DESA sunyi itu seperti lenyap ditelan bumi. Di atasnya muncul sebuah kota modern yang hiruk-pikuk. Pekerja asing ramai berlalu-lalang. Di sana-sini menderu alat-alat berat seukuran gajah. Area seluas 75 hektare itu kini dipenuhi 350 rumah dan sebuah mes berkapasitas 2.400 orang, lengkap dengan pusat perbelanjaan, fasilitas rekreasi dan olahraga, sekolah internasional, rumah sakit, serta masjid semiliar rupiah. Bahkan ada pelabuhan ukuran sedang?Pelabuhan Benete?yang memiliki tiga dermaga untuk bongkar muat kargo, konsentrat, dan batu bara.
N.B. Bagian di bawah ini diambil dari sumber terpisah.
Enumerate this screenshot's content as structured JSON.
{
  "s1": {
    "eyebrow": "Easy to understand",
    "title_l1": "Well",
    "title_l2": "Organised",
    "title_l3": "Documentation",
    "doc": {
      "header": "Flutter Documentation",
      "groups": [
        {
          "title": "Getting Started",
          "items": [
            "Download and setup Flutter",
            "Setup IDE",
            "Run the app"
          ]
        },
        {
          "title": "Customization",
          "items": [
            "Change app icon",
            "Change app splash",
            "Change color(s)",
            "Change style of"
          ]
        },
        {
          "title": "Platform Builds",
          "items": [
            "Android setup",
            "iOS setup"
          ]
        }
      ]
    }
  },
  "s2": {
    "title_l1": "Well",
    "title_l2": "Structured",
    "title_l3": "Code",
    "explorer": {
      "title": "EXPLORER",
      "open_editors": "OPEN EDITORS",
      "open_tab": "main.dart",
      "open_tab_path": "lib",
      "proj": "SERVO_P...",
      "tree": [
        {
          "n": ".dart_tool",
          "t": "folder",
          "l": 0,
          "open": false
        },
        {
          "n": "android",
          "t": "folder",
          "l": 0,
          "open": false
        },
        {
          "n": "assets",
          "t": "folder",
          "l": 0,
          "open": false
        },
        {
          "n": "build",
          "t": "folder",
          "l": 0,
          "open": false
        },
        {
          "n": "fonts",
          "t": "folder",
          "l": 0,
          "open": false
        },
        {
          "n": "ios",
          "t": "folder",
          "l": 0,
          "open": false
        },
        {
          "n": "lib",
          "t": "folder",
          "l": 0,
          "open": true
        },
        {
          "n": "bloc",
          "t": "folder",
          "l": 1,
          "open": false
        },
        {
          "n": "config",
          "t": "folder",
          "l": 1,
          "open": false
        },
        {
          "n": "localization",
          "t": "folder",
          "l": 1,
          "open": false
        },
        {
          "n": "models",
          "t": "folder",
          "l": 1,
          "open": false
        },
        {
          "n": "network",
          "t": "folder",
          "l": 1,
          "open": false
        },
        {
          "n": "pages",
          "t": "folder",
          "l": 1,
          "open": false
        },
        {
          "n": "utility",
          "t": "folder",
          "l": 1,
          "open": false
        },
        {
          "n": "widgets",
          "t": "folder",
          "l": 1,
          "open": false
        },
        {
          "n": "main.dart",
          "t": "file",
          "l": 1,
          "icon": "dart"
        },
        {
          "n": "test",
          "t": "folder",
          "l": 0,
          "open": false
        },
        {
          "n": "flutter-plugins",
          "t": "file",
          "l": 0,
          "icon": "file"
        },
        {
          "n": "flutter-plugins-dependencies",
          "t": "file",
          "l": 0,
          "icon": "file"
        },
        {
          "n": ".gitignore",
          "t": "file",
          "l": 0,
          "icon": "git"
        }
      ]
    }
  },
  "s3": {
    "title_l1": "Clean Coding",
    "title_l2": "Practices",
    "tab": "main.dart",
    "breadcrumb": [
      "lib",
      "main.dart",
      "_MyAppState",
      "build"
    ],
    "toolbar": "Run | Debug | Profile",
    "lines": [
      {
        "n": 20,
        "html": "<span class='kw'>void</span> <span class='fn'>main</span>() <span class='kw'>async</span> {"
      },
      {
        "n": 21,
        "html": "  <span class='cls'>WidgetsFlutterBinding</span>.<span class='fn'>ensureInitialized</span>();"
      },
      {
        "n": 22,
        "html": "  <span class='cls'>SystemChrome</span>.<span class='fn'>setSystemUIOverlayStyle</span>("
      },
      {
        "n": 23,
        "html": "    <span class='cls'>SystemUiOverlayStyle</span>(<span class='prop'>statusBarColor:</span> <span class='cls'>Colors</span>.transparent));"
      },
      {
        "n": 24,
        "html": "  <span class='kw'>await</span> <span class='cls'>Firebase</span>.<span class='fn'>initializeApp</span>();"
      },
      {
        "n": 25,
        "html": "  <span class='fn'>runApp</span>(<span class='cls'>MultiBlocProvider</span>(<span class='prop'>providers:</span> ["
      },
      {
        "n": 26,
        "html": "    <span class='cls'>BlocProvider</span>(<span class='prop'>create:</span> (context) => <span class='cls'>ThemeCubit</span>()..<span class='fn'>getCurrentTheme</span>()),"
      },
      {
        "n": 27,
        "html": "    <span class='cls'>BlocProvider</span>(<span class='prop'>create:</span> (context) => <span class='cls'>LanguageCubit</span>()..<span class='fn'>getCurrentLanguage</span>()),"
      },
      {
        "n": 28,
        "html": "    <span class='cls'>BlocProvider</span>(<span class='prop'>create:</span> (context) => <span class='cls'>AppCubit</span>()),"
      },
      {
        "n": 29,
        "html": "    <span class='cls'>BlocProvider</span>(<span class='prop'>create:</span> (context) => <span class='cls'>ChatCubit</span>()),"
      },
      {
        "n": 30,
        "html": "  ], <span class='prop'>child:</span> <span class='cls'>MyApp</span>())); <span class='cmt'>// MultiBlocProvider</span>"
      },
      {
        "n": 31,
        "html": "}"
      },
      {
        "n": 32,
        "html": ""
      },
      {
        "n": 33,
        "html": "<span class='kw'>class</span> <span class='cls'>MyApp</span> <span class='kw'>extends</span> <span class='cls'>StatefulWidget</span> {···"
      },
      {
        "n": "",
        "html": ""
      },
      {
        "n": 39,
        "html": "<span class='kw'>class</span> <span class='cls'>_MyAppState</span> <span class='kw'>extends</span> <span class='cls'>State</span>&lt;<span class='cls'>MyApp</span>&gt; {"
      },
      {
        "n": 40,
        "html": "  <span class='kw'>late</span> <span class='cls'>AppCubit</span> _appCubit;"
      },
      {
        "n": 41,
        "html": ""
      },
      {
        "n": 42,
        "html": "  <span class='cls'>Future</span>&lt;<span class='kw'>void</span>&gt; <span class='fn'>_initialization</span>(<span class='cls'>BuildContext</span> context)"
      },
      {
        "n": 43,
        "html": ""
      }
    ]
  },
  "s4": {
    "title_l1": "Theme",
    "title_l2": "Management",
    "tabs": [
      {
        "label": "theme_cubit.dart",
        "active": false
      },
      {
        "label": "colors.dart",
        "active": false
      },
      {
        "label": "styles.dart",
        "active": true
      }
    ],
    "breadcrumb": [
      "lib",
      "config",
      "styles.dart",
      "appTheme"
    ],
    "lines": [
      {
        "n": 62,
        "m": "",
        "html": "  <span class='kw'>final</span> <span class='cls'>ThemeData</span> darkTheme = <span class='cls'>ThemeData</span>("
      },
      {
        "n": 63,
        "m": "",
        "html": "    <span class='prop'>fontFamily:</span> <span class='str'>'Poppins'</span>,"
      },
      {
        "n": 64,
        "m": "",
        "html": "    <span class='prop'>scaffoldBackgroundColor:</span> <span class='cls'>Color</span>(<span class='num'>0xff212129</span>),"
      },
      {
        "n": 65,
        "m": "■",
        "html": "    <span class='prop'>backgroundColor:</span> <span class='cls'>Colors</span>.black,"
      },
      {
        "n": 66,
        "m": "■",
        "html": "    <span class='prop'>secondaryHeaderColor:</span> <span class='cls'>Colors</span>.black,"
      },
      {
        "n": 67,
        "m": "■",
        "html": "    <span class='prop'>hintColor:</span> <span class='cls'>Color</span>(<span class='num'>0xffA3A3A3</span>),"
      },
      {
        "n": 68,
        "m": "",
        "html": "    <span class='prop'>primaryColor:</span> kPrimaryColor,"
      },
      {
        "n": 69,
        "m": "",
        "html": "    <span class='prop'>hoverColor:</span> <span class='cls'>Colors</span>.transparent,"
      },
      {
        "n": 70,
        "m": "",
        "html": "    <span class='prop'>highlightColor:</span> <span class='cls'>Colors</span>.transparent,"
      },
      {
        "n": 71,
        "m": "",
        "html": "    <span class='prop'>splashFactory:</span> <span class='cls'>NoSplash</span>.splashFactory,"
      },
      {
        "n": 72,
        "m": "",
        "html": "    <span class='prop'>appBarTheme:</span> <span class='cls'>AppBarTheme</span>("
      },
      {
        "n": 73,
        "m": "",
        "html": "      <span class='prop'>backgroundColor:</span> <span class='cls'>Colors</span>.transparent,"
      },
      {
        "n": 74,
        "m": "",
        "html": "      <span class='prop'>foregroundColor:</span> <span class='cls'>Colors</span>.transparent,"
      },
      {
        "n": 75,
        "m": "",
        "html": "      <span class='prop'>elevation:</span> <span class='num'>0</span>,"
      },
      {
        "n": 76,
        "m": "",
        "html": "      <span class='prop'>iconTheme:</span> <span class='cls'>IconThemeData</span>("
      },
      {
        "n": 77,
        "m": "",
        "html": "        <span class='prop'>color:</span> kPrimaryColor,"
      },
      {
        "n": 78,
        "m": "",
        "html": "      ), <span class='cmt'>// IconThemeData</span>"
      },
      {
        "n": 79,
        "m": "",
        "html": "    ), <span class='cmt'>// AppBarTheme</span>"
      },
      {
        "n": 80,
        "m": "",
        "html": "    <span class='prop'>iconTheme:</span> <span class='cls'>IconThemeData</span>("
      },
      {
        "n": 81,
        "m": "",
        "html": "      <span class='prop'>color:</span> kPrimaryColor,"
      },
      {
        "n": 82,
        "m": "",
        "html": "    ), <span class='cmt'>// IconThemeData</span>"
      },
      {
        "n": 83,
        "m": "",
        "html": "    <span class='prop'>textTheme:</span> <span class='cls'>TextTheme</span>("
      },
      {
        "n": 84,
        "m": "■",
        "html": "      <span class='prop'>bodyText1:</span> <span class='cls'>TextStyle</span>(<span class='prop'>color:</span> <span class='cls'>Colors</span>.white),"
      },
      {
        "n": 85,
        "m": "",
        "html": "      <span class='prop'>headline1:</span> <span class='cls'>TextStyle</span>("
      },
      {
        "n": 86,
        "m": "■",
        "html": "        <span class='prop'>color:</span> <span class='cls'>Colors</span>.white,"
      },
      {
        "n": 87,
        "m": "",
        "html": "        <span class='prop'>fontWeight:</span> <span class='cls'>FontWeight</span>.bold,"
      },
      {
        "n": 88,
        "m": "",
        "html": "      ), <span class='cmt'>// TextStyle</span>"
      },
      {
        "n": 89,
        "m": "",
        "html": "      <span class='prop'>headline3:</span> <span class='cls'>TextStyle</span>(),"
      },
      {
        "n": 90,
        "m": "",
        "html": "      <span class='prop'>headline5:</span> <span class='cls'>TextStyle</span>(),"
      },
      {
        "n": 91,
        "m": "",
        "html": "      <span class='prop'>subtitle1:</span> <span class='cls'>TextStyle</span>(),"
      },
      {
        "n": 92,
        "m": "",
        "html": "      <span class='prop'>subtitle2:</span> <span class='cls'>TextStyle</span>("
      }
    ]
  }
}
Kota yang baru tumbuh itu diberi nama Buin Batu dan memang dirancang khusus untuk permukiman karyawan PT Newmont Nusa Tenggara (NNT). Perusahaan pertambangan emas raksasa yang beroperasi di Kabupaten Sumbawa, Nusa Tenggara Barat (NTB), itu tengah bersiap untuk mulai mengeruk Tambang Batuhijau, akhir tahun ini. Proses konstruksi, yang melibatkan 14 ribu pekerja, sudah berlangsung sejak tiga tahun silam. Setelah beroperasi, menurut Direktur Eksekutif Newmont, Richard Ness, pertambangan seluas 58 ribu hektare itu akan menyerap sekitar 4.000 orang tenaga kerja.
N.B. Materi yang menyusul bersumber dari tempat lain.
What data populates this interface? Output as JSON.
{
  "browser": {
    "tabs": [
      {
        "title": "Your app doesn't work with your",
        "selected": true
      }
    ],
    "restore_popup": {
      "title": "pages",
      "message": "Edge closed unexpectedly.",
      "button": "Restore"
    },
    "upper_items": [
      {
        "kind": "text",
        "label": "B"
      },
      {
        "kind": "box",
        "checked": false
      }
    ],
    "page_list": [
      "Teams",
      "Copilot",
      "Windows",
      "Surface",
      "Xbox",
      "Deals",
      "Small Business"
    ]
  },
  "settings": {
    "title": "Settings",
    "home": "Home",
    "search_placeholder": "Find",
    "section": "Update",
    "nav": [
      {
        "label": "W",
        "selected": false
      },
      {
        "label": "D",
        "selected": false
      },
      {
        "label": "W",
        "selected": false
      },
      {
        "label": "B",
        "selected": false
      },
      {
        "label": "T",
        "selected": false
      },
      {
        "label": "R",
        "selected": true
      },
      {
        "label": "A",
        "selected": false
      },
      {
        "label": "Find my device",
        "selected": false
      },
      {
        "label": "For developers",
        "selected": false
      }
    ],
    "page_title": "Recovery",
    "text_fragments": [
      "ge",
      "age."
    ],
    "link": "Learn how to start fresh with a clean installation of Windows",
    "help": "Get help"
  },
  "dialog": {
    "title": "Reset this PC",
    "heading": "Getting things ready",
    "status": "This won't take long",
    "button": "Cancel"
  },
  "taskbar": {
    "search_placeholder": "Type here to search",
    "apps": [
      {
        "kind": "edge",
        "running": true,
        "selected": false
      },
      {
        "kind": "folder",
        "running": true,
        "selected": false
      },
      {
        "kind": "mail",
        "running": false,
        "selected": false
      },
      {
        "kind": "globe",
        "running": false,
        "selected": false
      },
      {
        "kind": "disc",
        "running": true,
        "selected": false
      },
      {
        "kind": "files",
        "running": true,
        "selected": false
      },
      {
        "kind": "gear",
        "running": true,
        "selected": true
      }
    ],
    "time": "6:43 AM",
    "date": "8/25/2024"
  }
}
Tapi segala "wah" itu tak lantas membuat warga jadi "syur". Hingga kini, yang mereka rasakan cuma dampak buruknya. Tak aneh, sejak Oktober lalu, Forum Daerah Wahana Lingkungan Hidup Indonesia (Forda Walhi) NTB gencar melontarkan protes. Menurut ketua tim advokasinya, Yani Sagaroa, proyek itu merupakan sumber masalah. Peledakan bukit dan lalu-lalang kendaraan proyek memunculkan hujan debu yang mengakibatkan penyakit pernapasan dan mata bagi masyarakat di sana. Pengeboran dan penyulingan NNT juga mengakibatkan Sungai Benete kering-kerontang. Air Sungai Sekongkang dan Tongo pun menyusut gara-gara pengerukan dasar sungai di daerah hulu serta penggalian pasir dan bebatuan.
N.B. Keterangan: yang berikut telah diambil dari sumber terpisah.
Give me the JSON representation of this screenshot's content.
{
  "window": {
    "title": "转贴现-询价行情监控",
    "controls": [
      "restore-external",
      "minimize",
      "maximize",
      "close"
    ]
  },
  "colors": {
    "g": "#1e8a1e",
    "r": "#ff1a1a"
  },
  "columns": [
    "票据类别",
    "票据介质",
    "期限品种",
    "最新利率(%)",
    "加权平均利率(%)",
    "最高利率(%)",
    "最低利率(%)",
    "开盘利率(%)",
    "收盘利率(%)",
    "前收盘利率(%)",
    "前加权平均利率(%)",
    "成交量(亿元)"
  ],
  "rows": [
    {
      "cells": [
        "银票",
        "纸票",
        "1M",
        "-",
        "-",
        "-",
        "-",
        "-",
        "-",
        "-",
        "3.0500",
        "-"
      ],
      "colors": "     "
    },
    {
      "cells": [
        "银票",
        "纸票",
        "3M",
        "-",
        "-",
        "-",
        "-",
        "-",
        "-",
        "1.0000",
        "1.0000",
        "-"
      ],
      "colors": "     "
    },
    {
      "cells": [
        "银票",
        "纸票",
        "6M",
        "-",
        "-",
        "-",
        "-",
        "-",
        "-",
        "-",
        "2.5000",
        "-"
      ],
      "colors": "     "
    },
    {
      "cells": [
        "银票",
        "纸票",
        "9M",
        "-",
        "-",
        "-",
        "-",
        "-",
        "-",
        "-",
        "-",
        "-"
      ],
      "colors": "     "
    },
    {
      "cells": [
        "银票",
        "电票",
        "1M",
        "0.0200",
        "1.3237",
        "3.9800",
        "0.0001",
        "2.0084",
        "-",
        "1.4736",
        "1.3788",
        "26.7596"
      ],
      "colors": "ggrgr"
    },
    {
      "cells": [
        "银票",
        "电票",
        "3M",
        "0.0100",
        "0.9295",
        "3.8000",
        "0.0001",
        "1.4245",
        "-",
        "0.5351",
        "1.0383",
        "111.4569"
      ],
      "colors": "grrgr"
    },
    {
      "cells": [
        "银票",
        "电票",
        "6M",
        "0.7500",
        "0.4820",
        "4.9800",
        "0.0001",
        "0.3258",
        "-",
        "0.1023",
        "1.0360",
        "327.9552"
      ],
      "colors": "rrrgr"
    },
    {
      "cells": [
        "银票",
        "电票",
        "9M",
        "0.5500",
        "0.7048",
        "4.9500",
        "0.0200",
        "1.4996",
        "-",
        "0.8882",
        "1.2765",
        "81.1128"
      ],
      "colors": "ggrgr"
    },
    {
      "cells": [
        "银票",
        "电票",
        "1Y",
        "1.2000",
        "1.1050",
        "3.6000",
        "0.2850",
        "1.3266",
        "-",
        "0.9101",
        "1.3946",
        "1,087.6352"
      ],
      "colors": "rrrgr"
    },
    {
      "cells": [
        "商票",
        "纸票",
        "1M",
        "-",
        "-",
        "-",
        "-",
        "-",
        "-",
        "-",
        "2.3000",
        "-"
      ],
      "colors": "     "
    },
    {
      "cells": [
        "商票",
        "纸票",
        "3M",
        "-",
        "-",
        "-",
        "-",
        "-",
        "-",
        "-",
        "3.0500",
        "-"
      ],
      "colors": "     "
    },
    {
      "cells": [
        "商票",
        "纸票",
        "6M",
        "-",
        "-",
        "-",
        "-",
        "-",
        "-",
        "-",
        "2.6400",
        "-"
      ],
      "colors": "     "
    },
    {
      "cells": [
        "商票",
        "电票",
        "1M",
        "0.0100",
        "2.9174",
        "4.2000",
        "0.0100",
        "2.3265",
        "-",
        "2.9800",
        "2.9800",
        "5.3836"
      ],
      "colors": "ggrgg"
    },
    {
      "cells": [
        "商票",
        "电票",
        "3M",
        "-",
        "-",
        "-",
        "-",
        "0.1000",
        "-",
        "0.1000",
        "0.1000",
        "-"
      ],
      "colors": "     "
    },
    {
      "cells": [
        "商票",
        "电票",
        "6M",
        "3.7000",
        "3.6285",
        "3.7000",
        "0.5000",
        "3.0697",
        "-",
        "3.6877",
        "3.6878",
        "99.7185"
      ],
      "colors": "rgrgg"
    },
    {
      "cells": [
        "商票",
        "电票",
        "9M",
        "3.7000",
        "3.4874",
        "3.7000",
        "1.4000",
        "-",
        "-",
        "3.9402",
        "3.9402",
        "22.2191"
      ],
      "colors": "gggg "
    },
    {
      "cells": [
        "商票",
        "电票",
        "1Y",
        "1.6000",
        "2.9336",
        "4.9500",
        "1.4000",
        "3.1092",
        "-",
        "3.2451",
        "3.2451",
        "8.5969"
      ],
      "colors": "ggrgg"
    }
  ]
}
Sebenarnya, persoalan lingkungan itu tak terpisahkan dari "saudara tua" NNT, PT Newmont Minahasa Raya (NMR), yang menguasai lokasi pertambangan seluas 26.240 hektare di Kabupaten Minahasa dan Bolaang Mongondow, Sulawesi Utara. Sejak beroperasi 1996 silam, NMR tak pernah sepi dari gugatan. Yang paling disorot adalah kasus Teluk Buyat.
Dari teluk yang terletak di Kabupaten Bolaang Mongondow itu, pada suatu hari menyembur bau tajam yang menyengat. Seiring dengan itu, air laut yang semula biru tiba-tiba berubah menjadi kecokelatan. Nelayan ketakutan. Pertengahan tahun lalu itu, pipa buangan limbah NMR pecah di darat, di kedalaman 10 meter. Warga juga berkali-kali menemukan ikan yang mati terapung. Bahkan, pada 1997, jumlahnya mencapai ribuan ekor. Ikan-ikan itu mengambang dalam radius cuma 200 meter dari mulut pipa buangan limbah tailing, yakni serpihan batu yang tersisa dari proses penyaringan emas. Indikasi lain menambah waswas. Seorang nelayan, Mansur Lombonaung, mencurigai pihak NMR, yang tidak pernah mau membeli ikan hasil tangkapan nelayan di Teluk Buyat.
Limbah itu memang mematikan. Zat beracun seperti sianida, arsen, dan merkuri terkandung di dalamnya. Sianida dapat membunuh ikan. Kandungan 0,5 ppm (parts per million) saja sudah cukup bikin ikan lemas dan bahkan jadi mandul. Arsen lebih mengerikan. Logam berat beracun ini mampu mencabut nyawa manusia. Sedangkan merkuri berpotensi menyerang otak, ginjal, hati, dan sistem saraf. Kasus Minamata, yang bikin geger Jepang, menunjukkan betapa berbahayanya zat ini karena bisa menyebar hanya melalui ikan (yang disantap) atau udara yang terkontaminasi.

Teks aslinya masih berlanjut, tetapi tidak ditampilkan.